El silencio es capaz de trascender y de elevar toda la condición humana.

El silencio es el espejo que nos muestra la condición de nuestro interior.

En el silencio alcanzamos la unión con lo divino y así, traemos más sabiduría a nuestra alma.

El ruido es opuesto al silencio, porque en el ruido el alma es más propensa a la distracción y a la falta de atención.

En el silencio nos comunicamos con nuestro interno, sabemos claramente qué es lo que necesita y qué momento está enfrentando.
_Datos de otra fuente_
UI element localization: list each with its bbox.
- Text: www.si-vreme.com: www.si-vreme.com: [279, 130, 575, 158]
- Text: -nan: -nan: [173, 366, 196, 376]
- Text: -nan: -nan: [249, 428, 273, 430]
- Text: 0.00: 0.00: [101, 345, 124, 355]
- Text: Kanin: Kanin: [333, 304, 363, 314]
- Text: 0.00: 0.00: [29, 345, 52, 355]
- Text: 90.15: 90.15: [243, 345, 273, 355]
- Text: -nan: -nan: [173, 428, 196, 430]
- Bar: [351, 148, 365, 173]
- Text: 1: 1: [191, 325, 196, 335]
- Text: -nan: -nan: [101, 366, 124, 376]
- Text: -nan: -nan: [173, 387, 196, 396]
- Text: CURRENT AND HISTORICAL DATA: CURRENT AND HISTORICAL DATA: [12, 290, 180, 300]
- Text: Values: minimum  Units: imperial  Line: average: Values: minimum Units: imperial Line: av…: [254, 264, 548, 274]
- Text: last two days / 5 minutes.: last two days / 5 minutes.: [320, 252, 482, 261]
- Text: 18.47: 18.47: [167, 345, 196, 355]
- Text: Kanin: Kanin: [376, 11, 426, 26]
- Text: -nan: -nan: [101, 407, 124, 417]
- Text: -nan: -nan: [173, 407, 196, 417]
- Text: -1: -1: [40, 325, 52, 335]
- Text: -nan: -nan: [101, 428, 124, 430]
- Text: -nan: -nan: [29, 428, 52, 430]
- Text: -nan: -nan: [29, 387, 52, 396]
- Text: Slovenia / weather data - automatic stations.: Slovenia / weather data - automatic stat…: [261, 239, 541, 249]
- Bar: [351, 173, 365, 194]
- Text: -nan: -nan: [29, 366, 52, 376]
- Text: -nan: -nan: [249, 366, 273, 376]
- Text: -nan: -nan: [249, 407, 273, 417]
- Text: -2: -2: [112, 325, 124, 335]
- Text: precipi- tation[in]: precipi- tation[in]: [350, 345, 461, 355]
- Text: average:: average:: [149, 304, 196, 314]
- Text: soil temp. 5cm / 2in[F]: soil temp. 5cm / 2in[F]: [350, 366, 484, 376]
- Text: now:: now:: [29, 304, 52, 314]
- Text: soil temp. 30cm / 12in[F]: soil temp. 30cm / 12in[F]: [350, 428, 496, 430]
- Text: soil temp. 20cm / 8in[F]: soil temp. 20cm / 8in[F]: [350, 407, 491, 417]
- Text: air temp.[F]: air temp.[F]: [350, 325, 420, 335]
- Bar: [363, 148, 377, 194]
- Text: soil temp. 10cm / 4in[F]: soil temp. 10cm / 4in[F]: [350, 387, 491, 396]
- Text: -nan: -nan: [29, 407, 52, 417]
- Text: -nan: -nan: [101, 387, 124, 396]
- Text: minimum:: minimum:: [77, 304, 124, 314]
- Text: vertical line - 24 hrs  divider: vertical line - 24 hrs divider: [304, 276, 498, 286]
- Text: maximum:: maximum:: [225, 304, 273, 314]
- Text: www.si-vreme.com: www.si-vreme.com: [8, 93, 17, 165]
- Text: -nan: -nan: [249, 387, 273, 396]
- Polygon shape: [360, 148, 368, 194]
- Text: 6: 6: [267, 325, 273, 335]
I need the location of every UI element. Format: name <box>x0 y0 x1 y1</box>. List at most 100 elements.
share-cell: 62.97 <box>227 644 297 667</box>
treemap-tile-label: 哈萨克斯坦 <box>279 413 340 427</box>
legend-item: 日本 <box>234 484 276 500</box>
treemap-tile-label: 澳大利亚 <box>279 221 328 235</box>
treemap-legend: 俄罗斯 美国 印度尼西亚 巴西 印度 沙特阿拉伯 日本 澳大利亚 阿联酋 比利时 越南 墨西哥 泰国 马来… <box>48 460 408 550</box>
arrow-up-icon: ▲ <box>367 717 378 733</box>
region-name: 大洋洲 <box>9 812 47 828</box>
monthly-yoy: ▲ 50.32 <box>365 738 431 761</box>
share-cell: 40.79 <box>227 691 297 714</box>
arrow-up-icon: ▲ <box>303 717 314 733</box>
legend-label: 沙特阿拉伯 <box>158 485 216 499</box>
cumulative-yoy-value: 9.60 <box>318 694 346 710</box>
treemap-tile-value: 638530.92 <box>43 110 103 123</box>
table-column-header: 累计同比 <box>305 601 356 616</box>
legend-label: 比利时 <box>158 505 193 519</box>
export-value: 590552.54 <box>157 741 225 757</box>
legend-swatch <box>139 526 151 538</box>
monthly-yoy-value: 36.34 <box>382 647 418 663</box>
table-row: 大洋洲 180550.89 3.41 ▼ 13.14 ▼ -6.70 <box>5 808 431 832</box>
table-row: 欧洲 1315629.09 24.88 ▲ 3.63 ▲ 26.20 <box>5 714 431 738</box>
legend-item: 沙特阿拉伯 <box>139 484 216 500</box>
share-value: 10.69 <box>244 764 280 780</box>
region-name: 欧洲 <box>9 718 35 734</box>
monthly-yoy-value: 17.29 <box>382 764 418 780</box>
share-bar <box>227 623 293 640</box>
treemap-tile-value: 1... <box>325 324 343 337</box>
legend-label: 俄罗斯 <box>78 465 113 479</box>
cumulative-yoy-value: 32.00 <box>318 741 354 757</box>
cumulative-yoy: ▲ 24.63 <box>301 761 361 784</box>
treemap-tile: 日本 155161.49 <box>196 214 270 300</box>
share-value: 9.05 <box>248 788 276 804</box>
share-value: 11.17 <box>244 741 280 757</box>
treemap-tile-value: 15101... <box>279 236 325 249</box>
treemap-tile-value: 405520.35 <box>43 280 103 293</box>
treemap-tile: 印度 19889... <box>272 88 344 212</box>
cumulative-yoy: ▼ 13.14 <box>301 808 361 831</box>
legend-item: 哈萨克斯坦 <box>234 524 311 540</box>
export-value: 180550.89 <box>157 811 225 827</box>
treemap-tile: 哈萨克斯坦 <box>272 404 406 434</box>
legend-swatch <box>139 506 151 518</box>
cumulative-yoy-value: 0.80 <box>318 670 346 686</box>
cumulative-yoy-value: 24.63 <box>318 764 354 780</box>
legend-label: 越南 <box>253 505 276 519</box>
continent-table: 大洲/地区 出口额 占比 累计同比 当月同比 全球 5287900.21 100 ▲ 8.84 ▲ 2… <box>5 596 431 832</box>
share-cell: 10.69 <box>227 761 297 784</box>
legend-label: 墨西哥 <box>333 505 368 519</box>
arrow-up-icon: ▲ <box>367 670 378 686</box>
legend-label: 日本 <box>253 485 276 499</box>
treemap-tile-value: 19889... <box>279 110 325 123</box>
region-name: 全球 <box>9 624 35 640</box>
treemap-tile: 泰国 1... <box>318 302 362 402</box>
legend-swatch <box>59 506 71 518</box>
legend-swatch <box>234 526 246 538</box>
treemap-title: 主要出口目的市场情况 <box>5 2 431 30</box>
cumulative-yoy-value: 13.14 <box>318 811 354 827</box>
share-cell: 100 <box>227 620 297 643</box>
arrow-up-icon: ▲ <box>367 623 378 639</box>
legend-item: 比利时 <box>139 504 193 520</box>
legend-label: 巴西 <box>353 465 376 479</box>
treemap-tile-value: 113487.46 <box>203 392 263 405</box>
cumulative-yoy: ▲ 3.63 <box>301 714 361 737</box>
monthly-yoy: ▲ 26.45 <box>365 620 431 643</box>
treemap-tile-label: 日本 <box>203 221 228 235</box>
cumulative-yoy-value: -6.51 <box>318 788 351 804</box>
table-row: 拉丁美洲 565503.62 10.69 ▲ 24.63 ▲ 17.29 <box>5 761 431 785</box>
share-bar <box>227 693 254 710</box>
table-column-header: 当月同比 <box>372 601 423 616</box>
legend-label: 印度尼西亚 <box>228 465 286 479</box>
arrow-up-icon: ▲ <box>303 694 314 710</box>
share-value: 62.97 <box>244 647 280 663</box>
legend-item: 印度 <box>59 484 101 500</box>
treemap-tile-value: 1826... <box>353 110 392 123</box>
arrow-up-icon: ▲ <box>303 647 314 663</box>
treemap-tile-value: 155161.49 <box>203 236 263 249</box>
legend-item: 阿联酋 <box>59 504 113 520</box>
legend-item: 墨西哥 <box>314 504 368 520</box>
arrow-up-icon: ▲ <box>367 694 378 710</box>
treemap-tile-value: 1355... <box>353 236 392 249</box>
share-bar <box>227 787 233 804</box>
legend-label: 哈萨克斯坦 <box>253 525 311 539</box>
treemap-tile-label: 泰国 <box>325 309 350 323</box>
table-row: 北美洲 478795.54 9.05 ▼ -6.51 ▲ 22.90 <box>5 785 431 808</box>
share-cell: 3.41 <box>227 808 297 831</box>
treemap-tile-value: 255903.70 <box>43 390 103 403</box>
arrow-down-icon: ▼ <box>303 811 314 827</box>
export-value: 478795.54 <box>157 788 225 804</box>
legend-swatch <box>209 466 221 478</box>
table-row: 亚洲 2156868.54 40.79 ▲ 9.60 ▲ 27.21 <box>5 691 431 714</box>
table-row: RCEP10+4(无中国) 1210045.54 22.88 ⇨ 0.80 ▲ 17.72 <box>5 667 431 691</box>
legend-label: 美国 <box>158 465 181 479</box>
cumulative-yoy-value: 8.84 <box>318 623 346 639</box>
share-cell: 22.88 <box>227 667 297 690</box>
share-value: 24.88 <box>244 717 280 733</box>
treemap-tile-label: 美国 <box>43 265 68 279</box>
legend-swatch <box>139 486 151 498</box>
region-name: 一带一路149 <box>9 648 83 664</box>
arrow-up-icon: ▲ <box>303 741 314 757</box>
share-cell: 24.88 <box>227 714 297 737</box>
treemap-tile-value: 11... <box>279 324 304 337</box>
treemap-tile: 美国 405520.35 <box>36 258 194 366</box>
En el silencio nos concentramos mejor, elevamos el pensamiento concreto y abrimos camino para que lo divino se aproxime a nuestra consciencia.

El silencio es la gran semilla de la paz, porque en el silencio no hay batalla cuando la mente está tranquila y es obediente a los comandos.

En el silencio la consciencia se vitaliza, reencuentra una y otra vez el sendero que la fortalece: la fe.

En el silencio hay más consciencia sobre la realidad que en más de cientos de palabras.

El silencio es cura, es alineamiento y es superación de las ilusiones y de los deseos.

El ayuno de silencio ennoblece el espíritu, libera al alma de sus opresiones, porque el silencio es y será el puente que nos unirá a la Fuente primordial de Dios.

El silencio no es indiferente, no es mutismo, no es omisión. 

El silencio es capaz de hablar y de proceder ante cualquier emergencia, pero en esos casos el silencio, en sí, ya estará más maduro.

¡Les agradezco por guardar Mis Palabras en el corazón!